The average Kenyan's life expectancy is 56. In Nyanza it is 44. Infants are more than twice as likely to die here than elsewhere in Kenya, and mothers are more likely to die in childbirth. The HIV/AIDS rate is more than double the national average. Almost two-thirds of the population lives below the national poverty line.

While it's true she's more prosperous than many of her neighbors, this is Mama Sarah's world.

I first met Sarah Obama in March 2009, shortly after her step-grandson took office. In those days you could just show up. When I arrived, Mama Sarah, wearing a colorful dress and matching headscarf, was sitting under a mango tree in front of her small house with a group of local women.

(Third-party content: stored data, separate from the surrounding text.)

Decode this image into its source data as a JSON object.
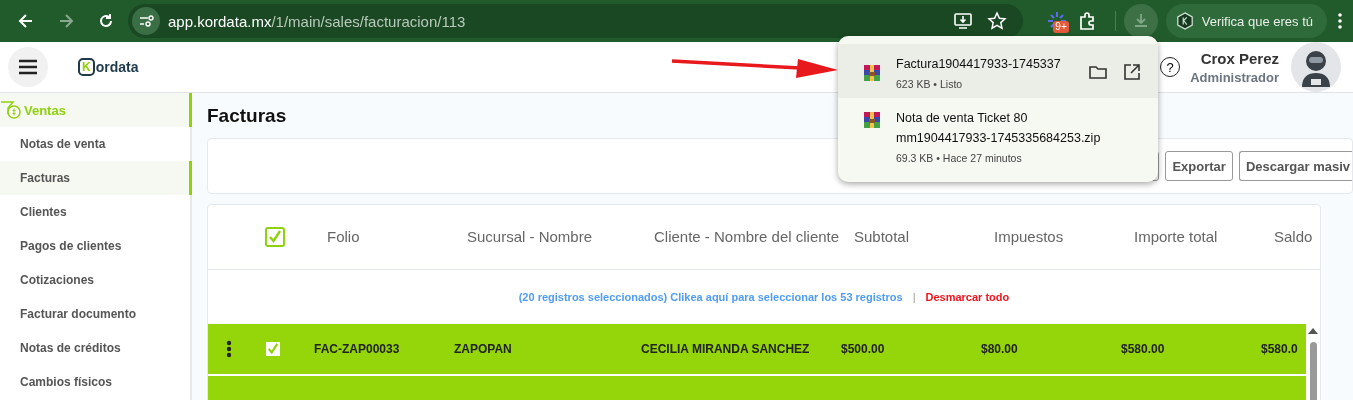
{
  "browser": {
    "url_host": "app.kordata.mx",
    "url_path": "/1/main/sales/facturacion/113",
    "extension_badge": "9+",
    "profile_label": "Verifica que eres tú"
  },
  "header": {
    "logo_letter": "K",
    "logo_text": "ordata",
    "help": "?",
    "user_name": "Crox Perez",
    "user_role": "Administrador"
  },
  "sidebar": {
    "section": "Ventas",
    "items": [
      {
        "label": "Notas de venta",
        "selected": false
      },
      {
        "label": "Facturas",
        "selected": true
      },
      {
        "label": "Clientes",
        "selected": false
      },
      {
        "label": "Pagos de clientes",
        "selected": false
      },
      {
        "label": "Cotizaciones",
        "selected": false
      },
      {
        "label": "Facturar documento",
        "selected": false
      },
      {
        "label": "Notas de créditos",
        "selected": false
      },
      {
        "label": "Cambios físicos",
        "selected": false
      }
    ]
  },
  "page_title": "Facturas",
  "toolbar_buttons": [
    "Exportar",
    "Descargar masiv"
  ],
  "table": {
    "all_checked": true,
    "columns": [
      "Folio",
      "Sucursal - Nombre",
      "Cliente - Nombre del cliente",
      "Subtotal",
      "Impuestos",
      "Importe total",
      "Saldo"
    ],
    "selection_info": "(20 registros seleccionados) Clikea aquí para seleccionar los 53 registros",
    "separator": "|",
    "unselect_link": "Desmarcar todo",
    "rows": [
      {
        "checked": true,
        "cells": [
          "FAC-ZAP00033",
          "ZAPOPAN",
          "CECILIA MIRANDA SANCHEZ",
          "$500.00",
          "$80.00",
          "$580.00",
          "$580.0"
        ]
      },
      {
        "checked": true,
        "cells": []
      }
    ]
  },
  "downloads": [
    {
      "selected": true,
      "name": "Factura1904417933-1745337",
      "detail": "623 KB • Listo"
    },
    {
      "selected": false,
      "name": "Nota de venta Ticket 80 mm1904417933-1745335684253.zip",
      "detail": "69.3 KB • Hace 27 minutos"
    }
  ]
}
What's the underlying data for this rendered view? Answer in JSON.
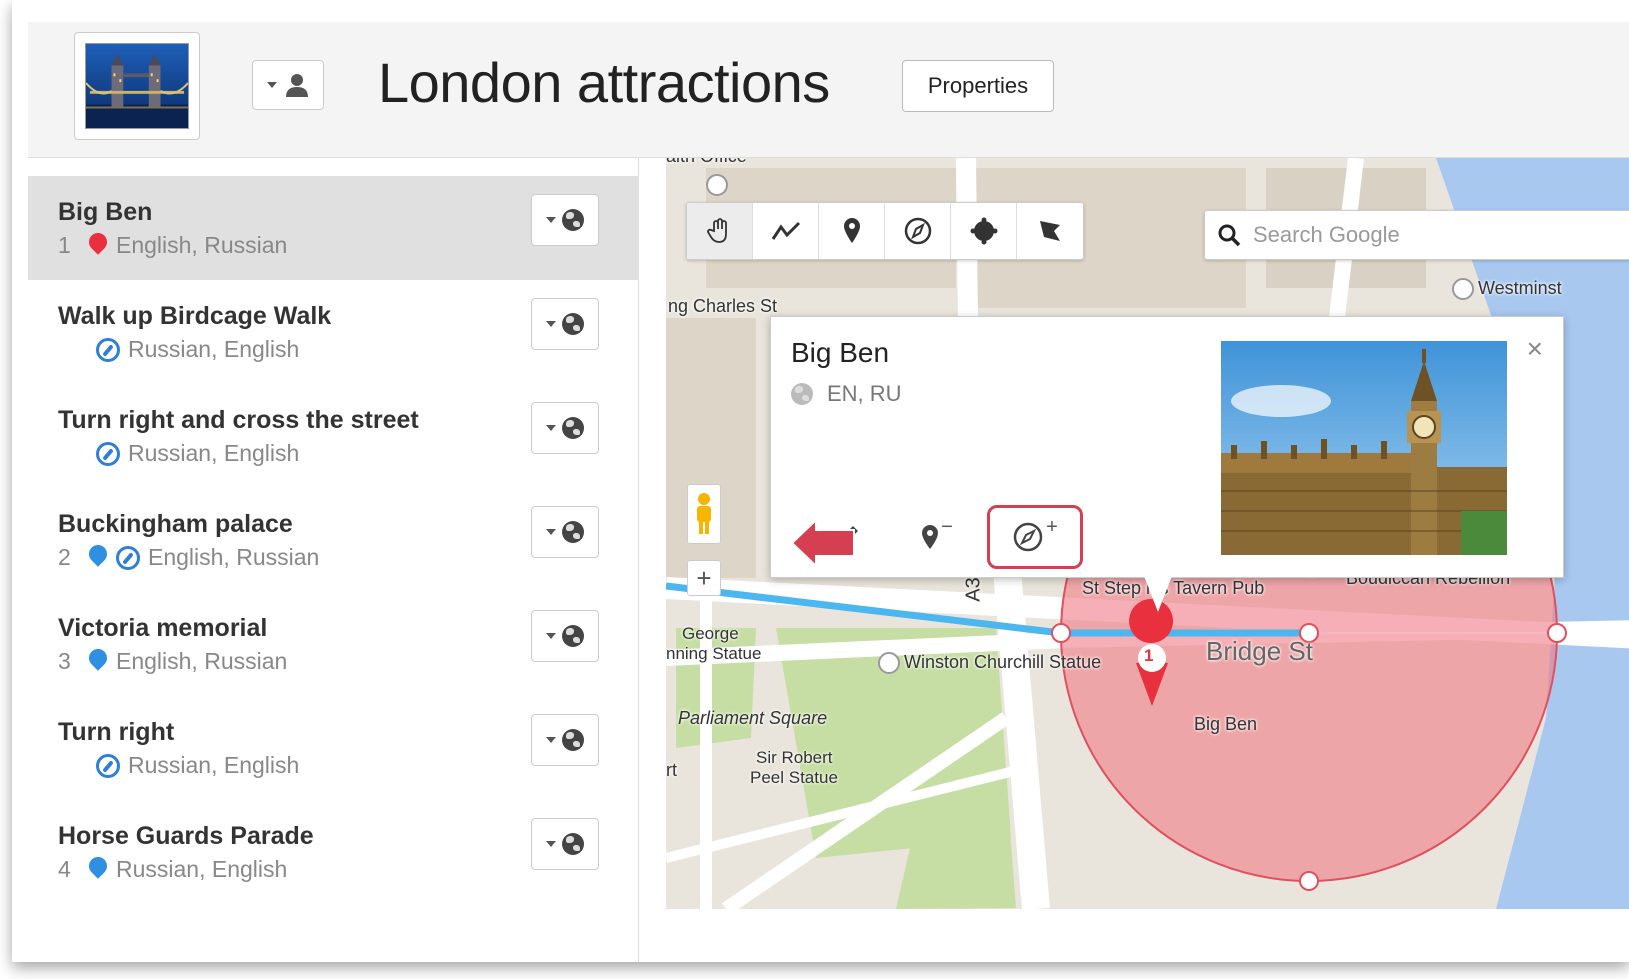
{
  "header": {
    "title": "London attractions",
    "properties_label": "Properties"
  },
  "sidebar": {
    "items": [
      {
        "name": "Big Ben",
        "number": "1",
        "languages": "English, Russian",
        "marker": "red-pin",
        "active": true
      },
      {
        "name": "Walk up Birdcage Walk",
        "number": "",
        "languages": "Russian, English",
        "marker": "compass"
      },
      {
        "name": "Turn right and cross the street",
        "number": "",
        "languages": "Russian, English",
        "marker": "compass"
      },
      {
        "name": "Buckingham palace",
        "number": "2",
        "languages": "English, Russian",
        "marker": "blue-pin+compass"
      },
      {
        "name": "Victoria memorial",
        "number": "3",
        "languages": "English, Russian",
        "marker": "blue-pin"
      },
      {
        "name": "Turn right",
        "number": "",
        "languages": "Russian, English",
        "marker": "compass"
      },
      {
        "name": "Horse Guards Parade",
        "number": "4",
        "languages": "Russian, English",
        "marker": "blue-pin"
      }
    ]
  },
  "map": {
    "toolbar": [
      "hand-icon",
      "line-icon",
      "pin-icon",
      "compass-icon",
      "circle-icon",
      "polygon-icon"
    ],
    "search_placeholder": "Search Google",
    "zoom_in": "+",
    "labels": {
      "westminster": "Westminst",
      "king_charles": "ng Charles St",
      "tavern": "St Step  n's Tavern Pub",
      "boudiccan": "Boudiccan Rebellion",
      "george": "George",
      "canning_statue": "nning Statue",
      "winston": "Winston Churchill Statue",
      "bridge_st": "Bridge St",
      "big_ben": "Big Ben",
      "parliament_sq": "Parliament Square",
      "sir_robert": "Sir Robert",
      "peel_statue": "Peel Statue",
      "a3": "A3",
      "health_office": "alth Office",
      "rt": "rt",
      "marker_num": "1"
    },
    "popup": {
      "title": "Big Ben",
      "languages": "EN, RU",
      "close": "×",
      "remove_sup": "−",
      "add_sup": "+"
    },
    "colors": {
      "circle_fill": "#f07a86",
      "route": "#4cb6ee",
      "highlight": "#d63f52"
    }
  }
}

She spoke in Luo, her tribal language. The women were part of a widows-and-grandmothers group taking care of orphaned children. Most of the children were probably AIDS orphans, and some of the women sitting in the circle were probably HIV-positive, too. (Per the Centers for Disease Control and Prevention, according to a study in Nyanza, up to 36 percent of women between 20 and 30 years old and up to 40 percent of men ages 25 to 34 are HIV-positive. Women are almost twice as likely to contract the virus. Polygamy and customs such as wife inheritance further spread the disease.)

Sarah Obama was caring for several orphans and paying the secondary-school fees of other students so they could continue their studies. She said she had also persuaded more than a dozen non-Kenyan visitors to sponsor more students.

I headed back to Kenya in June 2009 with an editors' delegation. I looked forward to introducing them to the "other" Obama community organizer, to have them see life in Nyanza through her eyes. We came with supplies she had requested for the widows: sugar, tea, maize meal, cooking oil, candles and salt. Someone had set up a souvenir table at the entrance to her compound featuring earrings and necklaces of colorful paper beads made from old magazines.